5. Il résulte de ce qui précède, que la société Stearinerie Dubois Fils A... est fondée à soutenir que c'est à tort que, par le jugement attaqué, le tribunal administratif de Limoges a rejeté sa demande.
Sur les frais liés au litige :
6. Il y a lieu, dans les circonstances de l'espèce, de mettre à la charge de l'Etat le versement à la société Stearinerie Dubois Fils A... d'une somme de 1 500 euros au titre des frais d'instance en application de l'article L. 761-1 du code de justice administrative.
DECIDE :
Article 1er : Le jugement du tribunal administratif de Limoges du 28 décembre 2020 est annulé.
Article 2 : La société Stearinerie Dubois Fils A... est déchargée des impositions supplémentaires de cotisation foncière des entreprises mises sa charge au titre des années 2014, 2015 et 2016 pour son établissement dénommé Scoury 1.
Article 3 : L'Etat versera à la société Stearinerie Dubois Fils A... la somme de 1 500 euros en application de l'article L. 761-1 du code de justice administrative.
Article 4 : Le présent arrêt sera notifié à la société Stearinerie Dubois Fils A... et au ministre de l'économie, des finances et de la souveraineté industrielle et numérique.

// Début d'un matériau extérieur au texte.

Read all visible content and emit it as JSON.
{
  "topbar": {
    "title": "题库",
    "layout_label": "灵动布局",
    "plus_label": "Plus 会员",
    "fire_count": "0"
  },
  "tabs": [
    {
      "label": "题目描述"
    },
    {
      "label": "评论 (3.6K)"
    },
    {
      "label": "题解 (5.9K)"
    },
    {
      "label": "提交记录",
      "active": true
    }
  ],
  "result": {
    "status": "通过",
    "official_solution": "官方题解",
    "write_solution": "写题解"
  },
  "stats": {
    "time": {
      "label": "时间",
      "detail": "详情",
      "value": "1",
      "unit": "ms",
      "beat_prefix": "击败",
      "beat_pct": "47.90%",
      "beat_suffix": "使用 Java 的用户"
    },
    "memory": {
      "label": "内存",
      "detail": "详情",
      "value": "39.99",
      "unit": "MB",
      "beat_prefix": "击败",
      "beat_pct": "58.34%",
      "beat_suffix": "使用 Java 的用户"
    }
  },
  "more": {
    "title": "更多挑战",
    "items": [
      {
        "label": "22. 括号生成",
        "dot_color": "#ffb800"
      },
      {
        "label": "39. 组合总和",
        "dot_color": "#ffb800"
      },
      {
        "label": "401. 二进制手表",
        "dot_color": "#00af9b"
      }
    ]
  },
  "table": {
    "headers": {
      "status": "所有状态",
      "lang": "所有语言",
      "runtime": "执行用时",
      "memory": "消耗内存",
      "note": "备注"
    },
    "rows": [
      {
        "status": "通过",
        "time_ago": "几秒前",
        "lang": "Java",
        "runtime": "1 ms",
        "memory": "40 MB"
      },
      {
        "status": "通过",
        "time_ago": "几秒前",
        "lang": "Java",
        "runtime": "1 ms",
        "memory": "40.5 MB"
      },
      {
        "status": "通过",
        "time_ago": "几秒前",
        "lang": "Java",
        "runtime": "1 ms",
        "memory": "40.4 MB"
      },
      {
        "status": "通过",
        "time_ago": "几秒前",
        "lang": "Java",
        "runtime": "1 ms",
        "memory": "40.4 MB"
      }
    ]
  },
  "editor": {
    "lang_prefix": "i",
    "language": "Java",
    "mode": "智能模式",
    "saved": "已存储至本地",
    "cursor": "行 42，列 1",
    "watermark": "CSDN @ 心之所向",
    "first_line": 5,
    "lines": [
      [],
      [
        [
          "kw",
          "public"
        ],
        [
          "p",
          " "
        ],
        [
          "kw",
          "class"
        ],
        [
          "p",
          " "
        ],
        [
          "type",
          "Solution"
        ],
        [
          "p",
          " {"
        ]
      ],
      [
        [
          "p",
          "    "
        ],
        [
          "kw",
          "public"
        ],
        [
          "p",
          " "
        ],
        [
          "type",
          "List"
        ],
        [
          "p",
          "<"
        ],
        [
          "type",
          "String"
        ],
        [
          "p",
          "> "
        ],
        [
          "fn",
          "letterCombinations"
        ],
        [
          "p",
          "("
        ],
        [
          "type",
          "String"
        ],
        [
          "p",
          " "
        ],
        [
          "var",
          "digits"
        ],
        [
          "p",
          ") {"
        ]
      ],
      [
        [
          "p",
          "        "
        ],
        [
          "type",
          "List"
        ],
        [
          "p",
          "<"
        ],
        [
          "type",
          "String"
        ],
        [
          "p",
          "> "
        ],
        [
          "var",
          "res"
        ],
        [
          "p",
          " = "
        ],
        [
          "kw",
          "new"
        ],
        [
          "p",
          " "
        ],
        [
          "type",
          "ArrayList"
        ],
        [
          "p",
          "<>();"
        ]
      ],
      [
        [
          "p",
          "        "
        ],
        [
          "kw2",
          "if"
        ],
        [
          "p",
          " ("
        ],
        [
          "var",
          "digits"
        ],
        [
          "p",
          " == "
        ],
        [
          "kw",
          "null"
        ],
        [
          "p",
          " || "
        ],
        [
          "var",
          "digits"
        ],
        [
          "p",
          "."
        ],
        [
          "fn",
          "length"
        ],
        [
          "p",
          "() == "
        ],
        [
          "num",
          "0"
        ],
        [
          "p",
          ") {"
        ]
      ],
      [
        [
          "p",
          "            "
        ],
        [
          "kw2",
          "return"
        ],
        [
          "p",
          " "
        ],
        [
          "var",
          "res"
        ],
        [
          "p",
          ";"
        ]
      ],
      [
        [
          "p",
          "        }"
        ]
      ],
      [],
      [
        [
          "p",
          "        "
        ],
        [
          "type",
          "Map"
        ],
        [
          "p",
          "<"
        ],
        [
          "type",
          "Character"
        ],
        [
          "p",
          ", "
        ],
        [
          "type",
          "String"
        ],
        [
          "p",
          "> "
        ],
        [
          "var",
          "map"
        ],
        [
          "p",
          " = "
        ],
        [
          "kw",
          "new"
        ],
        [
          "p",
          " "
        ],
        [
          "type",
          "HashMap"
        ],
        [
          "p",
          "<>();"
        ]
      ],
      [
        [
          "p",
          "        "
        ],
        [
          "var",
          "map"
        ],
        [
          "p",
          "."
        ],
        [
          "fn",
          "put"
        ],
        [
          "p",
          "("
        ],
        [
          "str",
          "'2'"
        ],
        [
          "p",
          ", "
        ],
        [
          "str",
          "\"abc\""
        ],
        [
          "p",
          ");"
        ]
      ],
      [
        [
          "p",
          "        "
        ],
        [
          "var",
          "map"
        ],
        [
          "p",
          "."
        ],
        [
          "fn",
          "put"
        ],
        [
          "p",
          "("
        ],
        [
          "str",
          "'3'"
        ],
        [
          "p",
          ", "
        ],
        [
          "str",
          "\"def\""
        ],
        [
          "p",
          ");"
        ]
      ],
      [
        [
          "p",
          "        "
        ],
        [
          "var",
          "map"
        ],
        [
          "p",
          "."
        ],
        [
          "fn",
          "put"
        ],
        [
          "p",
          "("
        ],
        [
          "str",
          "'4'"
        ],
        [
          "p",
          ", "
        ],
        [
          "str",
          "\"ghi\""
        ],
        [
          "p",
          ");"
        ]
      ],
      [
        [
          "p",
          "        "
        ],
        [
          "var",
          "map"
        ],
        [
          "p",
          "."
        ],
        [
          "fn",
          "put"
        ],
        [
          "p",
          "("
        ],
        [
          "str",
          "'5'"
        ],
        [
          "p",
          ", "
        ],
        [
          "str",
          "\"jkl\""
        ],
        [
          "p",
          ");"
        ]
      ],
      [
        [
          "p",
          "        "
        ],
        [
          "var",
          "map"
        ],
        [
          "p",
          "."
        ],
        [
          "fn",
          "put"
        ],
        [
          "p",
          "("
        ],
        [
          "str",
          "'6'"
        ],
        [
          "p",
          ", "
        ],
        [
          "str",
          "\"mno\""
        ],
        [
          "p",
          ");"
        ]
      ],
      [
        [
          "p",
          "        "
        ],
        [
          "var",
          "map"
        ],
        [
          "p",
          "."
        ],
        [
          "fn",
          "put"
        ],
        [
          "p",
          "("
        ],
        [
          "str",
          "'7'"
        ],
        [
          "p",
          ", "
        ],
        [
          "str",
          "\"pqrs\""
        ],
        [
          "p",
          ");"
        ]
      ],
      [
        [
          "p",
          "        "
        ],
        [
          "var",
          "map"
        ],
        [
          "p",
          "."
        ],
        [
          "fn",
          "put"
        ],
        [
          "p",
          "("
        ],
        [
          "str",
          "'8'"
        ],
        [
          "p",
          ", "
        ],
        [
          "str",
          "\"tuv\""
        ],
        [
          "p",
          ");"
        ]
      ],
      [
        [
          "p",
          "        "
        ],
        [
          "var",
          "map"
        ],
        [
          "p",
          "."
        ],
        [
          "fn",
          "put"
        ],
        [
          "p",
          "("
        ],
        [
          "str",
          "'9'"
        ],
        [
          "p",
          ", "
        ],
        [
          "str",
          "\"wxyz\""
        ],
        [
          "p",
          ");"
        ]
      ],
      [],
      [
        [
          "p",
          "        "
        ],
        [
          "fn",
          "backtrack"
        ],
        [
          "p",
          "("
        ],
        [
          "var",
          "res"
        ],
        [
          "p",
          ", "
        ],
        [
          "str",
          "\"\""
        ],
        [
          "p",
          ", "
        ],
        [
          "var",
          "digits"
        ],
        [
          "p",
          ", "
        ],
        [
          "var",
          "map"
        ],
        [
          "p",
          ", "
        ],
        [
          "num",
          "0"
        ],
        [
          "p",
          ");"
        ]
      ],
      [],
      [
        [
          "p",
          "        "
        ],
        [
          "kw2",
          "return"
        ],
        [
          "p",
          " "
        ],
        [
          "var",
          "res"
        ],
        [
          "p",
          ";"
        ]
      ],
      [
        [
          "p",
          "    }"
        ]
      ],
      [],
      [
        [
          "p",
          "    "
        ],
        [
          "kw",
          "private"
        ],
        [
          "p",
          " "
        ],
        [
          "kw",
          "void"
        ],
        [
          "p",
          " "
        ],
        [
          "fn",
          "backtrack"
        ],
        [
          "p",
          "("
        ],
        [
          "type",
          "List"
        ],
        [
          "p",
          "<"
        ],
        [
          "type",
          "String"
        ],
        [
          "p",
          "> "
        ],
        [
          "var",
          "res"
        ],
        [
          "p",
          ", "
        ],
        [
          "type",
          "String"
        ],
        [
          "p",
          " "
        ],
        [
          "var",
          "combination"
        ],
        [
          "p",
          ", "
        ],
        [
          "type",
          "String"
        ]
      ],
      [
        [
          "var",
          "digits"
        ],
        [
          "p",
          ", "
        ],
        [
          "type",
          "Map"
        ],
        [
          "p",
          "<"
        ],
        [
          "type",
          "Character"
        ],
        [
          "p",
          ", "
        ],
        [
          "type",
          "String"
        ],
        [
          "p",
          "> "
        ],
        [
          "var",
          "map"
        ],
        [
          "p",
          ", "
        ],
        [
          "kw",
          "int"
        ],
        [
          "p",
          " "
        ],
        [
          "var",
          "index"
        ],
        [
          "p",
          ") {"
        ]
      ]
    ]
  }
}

Copie en sera adressée à la direction spécialisée de contrôle fiscale sud-ouest.
Délibéré après l'audience du 6 septembre 2022 à laquelle siégeaient :
Mme Evelyne Balzalmo, présidente,
M. Nicolas Normand premier conseiller,
M. Mickaël Kauffmann, premier conseiller,
Rendu public par mise à disposition au greffe le 27 septembre 2022.
Le rapporteur,
Nicolas C...
La présidente,
Evelyne Balzamo
Le greffier,
Christophe Pelletier
La République mande et ordonne au ministre de l'économie, des finances et de la souveraineté industrielle et numérique, en ce qui le concerne, et à tous commissaires de justice à ce requis en ce qui concerne les voies de droit commun, contre les parties privées, de pourvoir à l'exécution du présent arrêt.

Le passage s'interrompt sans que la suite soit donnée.